Alors qu’un article de 1990 dans le Jerusalem Post affirmait que «l’établissement de la Défense« n’avait jamais eu de contacts avec Ari Ben-Menashe et ses activités », la plainte et les charges retenues contre lui ont ensuite été abandonnées après que Ben-Menashe a prouvé qu’il avait en fait travaillé pour le renseignement israélien. Il a affirmé qu’il avait été personnellement impliqué dans l’aide à la campagne présidentielle de Ronald Reagan avec sa « surprise d’octobre », s’agissant d’empêcher la libération des otages américains avant les élections de 1980, où il a vaincu le président Jimmy Carter. Ses affirmations disant qu’il avait aidé la campagne Reagan et favorisé la négociation qui a finalement permis de libérer les employés de l’ambassade des États-Unis ont été réfutées dans les années suivantes. Il avait également affirmé avoir travaillé à la fois pour le Mossad et en tant que conseiller spécial du Premier ministre d’alors Yitzhak Shamir. Ces affirmations se sont également avérées fausses et pleines d’incohérences.

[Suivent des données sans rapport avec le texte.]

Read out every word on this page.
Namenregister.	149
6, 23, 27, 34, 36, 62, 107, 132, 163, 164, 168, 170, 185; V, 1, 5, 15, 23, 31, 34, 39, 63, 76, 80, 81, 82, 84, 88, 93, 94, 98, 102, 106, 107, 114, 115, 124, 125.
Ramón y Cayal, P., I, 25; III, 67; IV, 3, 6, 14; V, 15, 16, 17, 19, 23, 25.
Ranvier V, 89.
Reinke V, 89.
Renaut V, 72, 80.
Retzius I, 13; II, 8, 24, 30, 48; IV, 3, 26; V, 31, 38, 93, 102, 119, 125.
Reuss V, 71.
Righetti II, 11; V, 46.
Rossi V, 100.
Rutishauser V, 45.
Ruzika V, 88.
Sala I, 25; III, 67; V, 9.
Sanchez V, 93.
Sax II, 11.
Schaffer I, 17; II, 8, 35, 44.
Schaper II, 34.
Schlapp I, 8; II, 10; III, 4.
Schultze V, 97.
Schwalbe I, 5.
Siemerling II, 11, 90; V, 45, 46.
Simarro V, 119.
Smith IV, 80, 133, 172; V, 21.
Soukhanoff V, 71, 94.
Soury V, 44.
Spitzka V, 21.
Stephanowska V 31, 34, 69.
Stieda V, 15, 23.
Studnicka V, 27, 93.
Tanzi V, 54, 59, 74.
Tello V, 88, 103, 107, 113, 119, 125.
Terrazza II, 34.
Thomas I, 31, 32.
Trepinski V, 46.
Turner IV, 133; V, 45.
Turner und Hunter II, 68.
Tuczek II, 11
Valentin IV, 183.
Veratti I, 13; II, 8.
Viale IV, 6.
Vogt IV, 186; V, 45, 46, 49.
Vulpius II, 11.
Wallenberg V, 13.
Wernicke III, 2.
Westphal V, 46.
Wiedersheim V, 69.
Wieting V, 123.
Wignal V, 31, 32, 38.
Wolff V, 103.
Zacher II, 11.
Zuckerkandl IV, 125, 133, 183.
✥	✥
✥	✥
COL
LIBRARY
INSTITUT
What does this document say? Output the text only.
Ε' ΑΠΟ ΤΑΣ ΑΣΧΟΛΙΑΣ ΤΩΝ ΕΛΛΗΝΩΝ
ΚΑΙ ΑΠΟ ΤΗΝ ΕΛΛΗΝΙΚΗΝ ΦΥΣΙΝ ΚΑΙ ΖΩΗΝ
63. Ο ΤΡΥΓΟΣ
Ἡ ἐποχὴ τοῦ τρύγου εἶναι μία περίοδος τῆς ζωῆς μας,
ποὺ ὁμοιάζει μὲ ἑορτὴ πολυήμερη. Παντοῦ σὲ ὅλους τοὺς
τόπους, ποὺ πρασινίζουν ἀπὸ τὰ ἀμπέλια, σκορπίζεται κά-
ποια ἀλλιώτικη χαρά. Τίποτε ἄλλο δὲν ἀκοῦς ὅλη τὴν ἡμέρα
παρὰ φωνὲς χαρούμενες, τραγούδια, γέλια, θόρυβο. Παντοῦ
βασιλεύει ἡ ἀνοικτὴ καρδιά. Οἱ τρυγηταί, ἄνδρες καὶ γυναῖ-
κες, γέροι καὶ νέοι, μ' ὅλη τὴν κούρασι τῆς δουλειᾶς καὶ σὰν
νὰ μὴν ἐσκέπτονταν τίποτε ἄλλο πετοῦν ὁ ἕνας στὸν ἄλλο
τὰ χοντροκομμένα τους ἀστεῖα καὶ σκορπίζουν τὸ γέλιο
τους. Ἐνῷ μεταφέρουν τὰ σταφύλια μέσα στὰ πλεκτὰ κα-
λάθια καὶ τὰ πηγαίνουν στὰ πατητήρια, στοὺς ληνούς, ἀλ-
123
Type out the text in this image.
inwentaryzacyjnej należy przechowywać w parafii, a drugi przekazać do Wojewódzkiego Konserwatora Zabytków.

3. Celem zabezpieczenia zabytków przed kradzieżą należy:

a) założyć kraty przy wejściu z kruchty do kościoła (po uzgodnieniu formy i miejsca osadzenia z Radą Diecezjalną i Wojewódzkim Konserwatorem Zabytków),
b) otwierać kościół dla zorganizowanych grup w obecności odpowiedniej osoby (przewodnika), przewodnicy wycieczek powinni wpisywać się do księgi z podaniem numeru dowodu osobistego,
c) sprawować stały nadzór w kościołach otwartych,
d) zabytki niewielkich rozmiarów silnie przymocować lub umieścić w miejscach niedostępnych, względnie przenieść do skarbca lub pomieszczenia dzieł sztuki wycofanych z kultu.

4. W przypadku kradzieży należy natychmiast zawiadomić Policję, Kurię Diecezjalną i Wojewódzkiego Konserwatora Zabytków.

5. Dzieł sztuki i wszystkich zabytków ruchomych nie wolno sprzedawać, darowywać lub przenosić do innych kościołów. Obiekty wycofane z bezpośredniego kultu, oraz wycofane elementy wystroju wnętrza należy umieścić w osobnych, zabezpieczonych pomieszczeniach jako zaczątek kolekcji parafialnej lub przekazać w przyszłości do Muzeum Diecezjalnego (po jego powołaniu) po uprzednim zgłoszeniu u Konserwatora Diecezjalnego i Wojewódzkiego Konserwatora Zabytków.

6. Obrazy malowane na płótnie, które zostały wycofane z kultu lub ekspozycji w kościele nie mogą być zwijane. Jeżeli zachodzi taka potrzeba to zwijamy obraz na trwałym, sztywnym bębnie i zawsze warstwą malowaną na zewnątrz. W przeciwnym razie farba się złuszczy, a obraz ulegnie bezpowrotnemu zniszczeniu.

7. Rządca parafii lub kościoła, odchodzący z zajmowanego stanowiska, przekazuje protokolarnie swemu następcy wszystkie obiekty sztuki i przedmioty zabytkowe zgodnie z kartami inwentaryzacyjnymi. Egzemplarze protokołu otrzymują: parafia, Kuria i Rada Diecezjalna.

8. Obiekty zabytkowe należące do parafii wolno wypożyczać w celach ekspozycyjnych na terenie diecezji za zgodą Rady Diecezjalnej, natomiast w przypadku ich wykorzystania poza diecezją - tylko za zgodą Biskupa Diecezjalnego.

Ses histoires avaient réussi à tromper plusieurs grands organes d’information à travers le monde, le conduisant même à témoigner en tant que témoin expert lors d’audiences du Congrès américain au début des années 1990 avant d’être complètement discrédité aux États-Unis.

Après avoir été discrédité aux États-Unis, Ben-Menashe a déménagé en Australie, où il a répété des schémas similaires de transmission d’informations inexactes aux journalistes avant que sa demande d’asile ne soit rejetée. Il a finalement déménagé au Canada, où il a lancé son cabinet de lobbying controversé, faisant du lobbying en faveur de plusieurs des dictatures les plus brutales des trois dernières décennies.

Au-delà de sa précédente représentation de la dictature militaire du Myanmar, il était également célèbre pour être derrière la campagne de désinformation contre l’opposant politique du dictateur et président du Zimbabwe alors sous embargo, Robert Mugabe. Plus récemment, la société de lobbying montréalaise de Ben-Menashe a été embauchée par le général soudanais Mohamed Hamdan Dagalo dans le cadre d’un accord de 6 millions de dollars, que les critiques ont surnommé «l’argent du sang», accusant Dagalo d’avoir pillé l’argent pendant la guerre civile dans le pays.